Grand Chelem : Les tops et les flops de la victoire des Bleus sur l’Angleterre (25-13) !

12 ans après son dernier Grand Chelem, la France a repris place sur le toit de l’Europe au prix d’une dernière victoire de gala sur l’Angleterre (25-13). Voici les tops et les flops de cette rencontre.

Les Bleus ont remporté le dixième Grand Chelem de leur histoire (AFP)

LES TOPS


Antoine Dupont sans pitié

Un essai inscrit pour donner un avantage décisif, des montées défensives rageuses, et des sorties de camp propres, Antoine Dupont a signé un match presque parfait samedi soir. Le natif de Castelnau-Magnoac a pleinement assumé son statut de meilleur joueur du monde et de capitaine. Eddie Jones n’aura donc pas réussi à le « réduire au silence », comme il l’avait annoncé avant la rencontre.

François Cros toujours plus fort

Lui aussi auteur d’un essai, François Cros a été dans la lignée de son superbe tournoi en découpant tout ce qui bougeait. Le Toulousain est un joueur indispensable ou presque aux Bleus, et est très complémentaire avec Anthony Jelonch et Grégory Alldritt, eux aussi très bons à l’occasion de cette ultime rencontre. Si la défense française est si difficile à prendre à revers, ces joueurs n’y sont pas pour rien.

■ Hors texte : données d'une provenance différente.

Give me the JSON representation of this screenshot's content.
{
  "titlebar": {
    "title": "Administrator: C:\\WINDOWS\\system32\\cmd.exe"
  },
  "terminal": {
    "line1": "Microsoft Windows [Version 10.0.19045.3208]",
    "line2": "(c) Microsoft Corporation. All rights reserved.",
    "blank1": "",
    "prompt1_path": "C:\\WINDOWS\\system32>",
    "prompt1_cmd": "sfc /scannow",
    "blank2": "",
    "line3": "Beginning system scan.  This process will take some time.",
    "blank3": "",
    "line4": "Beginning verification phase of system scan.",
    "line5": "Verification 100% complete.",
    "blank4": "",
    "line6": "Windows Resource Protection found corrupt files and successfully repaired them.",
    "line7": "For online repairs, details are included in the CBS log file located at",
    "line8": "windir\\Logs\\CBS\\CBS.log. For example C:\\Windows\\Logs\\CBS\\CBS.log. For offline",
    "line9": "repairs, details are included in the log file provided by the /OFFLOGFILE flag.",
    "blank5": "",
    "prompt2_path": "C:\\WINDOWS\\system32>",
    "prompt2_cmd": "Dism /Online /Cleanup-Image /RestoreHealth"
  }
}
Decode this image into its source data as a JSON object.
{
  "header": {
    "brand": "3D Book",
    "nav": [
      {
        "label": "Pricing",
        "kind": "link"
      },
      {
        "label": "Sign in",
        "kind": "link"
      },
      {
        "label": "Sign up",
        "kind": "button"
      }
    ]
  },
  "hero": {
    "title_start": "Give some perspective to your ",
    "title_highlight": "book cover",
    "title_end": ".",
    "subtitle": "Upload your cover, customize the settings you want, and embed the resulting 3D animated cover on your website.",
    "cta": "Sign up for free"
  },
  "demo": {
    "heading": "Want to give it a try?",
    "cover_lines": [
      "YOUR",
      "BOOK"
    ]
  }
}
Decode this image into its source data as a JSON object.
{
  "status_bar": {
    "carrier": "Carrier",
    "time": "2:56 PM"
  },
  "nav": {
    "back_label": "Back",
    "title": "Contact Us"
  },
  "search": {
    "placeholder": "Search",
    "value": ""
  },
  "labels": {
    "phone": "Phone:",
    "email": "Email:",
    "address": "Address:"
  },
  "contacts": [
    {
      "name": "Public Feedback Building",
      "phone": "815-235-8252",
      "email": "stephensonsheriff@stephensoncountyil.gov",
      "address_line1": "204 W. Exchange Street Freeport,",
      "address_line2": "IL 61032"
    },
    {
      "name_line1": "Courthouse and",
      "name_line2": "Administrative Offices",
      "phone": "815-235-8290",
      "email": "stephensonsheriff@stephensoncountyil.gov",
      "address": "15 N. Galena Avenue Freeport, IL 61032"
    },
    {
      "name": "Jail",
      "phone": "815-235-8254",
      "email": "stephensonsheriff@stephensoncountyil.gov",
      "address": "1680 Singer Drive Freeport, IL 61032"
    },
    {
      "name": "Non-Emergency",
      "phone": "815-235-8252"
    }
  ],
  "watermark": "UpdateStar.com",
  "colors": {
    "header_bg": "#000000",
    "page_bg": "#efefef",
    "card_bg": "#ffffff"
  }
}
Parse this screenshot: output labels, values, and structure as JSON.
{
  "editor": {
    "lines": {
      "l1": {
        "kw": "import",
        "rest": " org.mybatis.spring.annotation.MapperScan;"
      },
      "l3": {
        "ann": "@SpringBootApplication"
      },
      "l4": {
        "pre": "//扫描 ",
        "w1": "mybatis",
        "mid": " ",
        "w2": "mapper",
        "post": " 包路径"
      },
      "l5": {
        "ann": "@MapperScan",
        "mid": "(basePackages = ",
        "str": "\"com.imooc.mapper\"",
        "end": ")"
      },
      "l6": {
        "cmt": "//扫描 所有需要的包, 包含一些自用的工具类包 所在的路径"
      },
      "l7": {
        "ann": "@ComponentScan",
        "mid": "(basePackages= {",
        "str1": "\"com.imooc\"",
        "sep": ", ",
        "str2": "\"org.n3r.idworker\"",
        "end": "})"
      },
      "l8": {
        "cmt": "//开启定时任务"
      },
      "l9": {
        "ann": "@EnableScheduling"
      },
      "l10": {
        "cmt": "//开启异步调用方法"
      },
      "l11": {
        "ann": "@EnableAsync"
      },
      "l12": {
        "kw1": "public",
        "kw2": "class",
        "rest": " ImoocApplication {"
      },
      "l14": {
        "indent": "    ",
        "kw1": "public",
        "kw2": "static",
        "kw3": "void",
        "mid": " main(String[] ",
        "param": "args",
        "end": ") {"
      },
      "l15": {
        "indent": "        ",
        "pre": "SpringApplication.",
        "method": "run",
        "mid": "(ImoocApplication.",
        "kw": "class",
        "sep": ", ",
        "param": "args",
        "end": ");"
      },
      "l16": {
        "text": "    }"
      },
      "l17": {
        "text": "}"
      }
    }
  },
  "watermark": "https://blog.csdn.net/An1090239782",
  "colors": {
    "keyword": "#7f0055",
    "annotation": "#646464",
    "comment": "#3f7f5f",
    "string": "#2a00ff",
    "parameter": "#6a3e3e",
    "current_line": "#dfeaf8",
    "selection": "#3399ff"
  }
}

Romain Ntamack dans un fauteuil

Parfois critiqués par certains observateurs, Romain Ntamack a réussi à jouer tout le tournoi dans un fauteuil. S’il s’y file en défense, l’approche tactique du staff de Bleus de ne pas trop exposer l’ouvreur toulousain a payé. Jonathan Danty et Gaël Fickou ont d’ailleurs de nouveau livré un très bon match face à la Perfide Albion, pour mettre de la densité au centre du terrain. Très propre, Ntamack a prouvé qu’il était le meilleur ouvreur d’Europe.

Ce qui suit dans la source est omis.